The aircraft likely encountered a strong gust, causing the slats to deploy asymmetrically and then to be torn off the wing structure. This likely caused wing torsional oscillations which may have resulted in the flaps separating. The gust, which may have exceeded the aircraft's limit load factor, might also have exceeded the aircraft's ultimate load factor, causing the right wing main spar to fail in overload. The gust encountered would not have had to actually exceed the aircraft's ultimate load factor. If the gust rolled the aircraft significantly from level flight and the pilot tried to correct the roll with a large aileron control input, the average g loading might not have been critical, but the downgoing wing would have had a higher angle of attack and therefore sustained a higher load factor. In addition to the wing lift loads possibly not being equal, deflecting the ailerons to try to roll level exerts torsional forces on the wing. If a wing is close to its limit load factor when torsional forces are introduced, the forces may be sufficient to cause structural failure.

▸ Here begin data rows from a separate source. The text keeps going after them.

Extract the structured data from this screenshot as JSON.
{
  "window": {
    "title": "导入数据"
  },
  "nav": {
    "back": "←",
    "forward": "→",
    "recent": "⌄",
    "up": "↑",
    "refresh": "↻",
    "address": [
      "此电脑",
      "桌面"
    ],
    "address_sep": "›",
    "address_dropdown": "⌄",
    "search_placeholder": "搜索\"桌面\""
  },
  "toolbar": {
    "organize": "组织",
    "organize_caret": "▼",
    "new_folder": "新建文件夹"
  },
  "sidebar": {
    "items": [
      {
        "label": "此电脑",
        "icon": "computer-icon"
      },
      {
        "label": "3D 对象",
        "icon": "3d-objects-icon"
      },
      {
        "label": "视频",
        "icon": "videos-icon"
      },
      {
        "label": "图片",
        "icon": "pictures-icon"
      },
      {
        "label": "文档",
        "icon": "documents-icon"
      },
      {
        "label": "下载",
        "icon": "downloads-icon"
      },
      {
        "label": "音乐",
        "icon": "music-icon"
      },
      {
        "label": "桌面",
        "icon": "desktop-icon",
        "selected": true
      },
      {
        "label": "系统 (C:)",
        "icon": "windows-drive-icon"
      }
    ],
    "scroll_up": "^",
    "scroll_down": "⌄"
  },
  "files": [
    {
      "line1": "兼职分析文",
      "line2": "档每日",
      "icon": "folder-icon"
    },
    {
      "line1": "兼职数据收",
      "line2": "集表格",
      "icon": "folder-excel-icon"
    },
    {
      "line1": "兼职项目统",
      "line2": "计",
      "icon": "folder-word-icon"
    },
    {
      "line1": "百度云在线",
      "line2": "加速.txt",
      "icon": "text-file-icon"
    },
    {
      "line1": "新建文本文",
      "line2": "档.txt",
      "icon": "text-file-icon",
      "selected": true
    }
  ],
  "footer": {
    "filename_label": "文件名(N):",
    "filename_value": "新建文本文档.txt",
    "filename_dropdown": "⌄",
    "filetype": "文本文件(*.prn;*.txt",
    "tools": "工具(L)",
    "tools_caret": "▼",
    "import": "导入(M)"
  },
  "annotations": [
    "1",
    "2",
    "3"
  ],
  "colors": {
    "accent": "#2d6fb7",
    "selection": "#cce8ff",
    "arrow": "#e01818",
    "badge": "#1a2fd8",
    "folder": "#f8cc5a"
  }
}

Findings as to Causes and Contributing Factors

  1. As indicated by the fretting corrosion on the lower wing attachment points, the aircraft had previously exceeded its limit load factor, compromising the ultimate load factor.
  2. A strong gust likely exceeded the aircraft's ultimate load factor in cruise, causing the right wing main spar to fail in overload.

Findings as to Risk

  1. The airspeed indicator displayed ranges that were no longer valid once the aircraft's gross weight was increased, and its layout might have been misleading.
  2. The ailerons were not properly maintained, balanced or rigged due to a lack of readily available reference information, thus possibly compromising the aircraft's airworthiness.

Safety Action

Transport Canada, Aircraft Certification, Pacific Region has been made aware of potential inadequate maintenance of Helio H-295 Courier ailerons and will conduct an examination to determine if any action is required on their part.

This report concludes the Transportation Safety Board's investigation into this occurrence. Consequently, the Board authorized the release of this report on 27 August 2002.

1.   All times are PDT (Coordinated Universal Time minus seven hours) unless otherwise noted.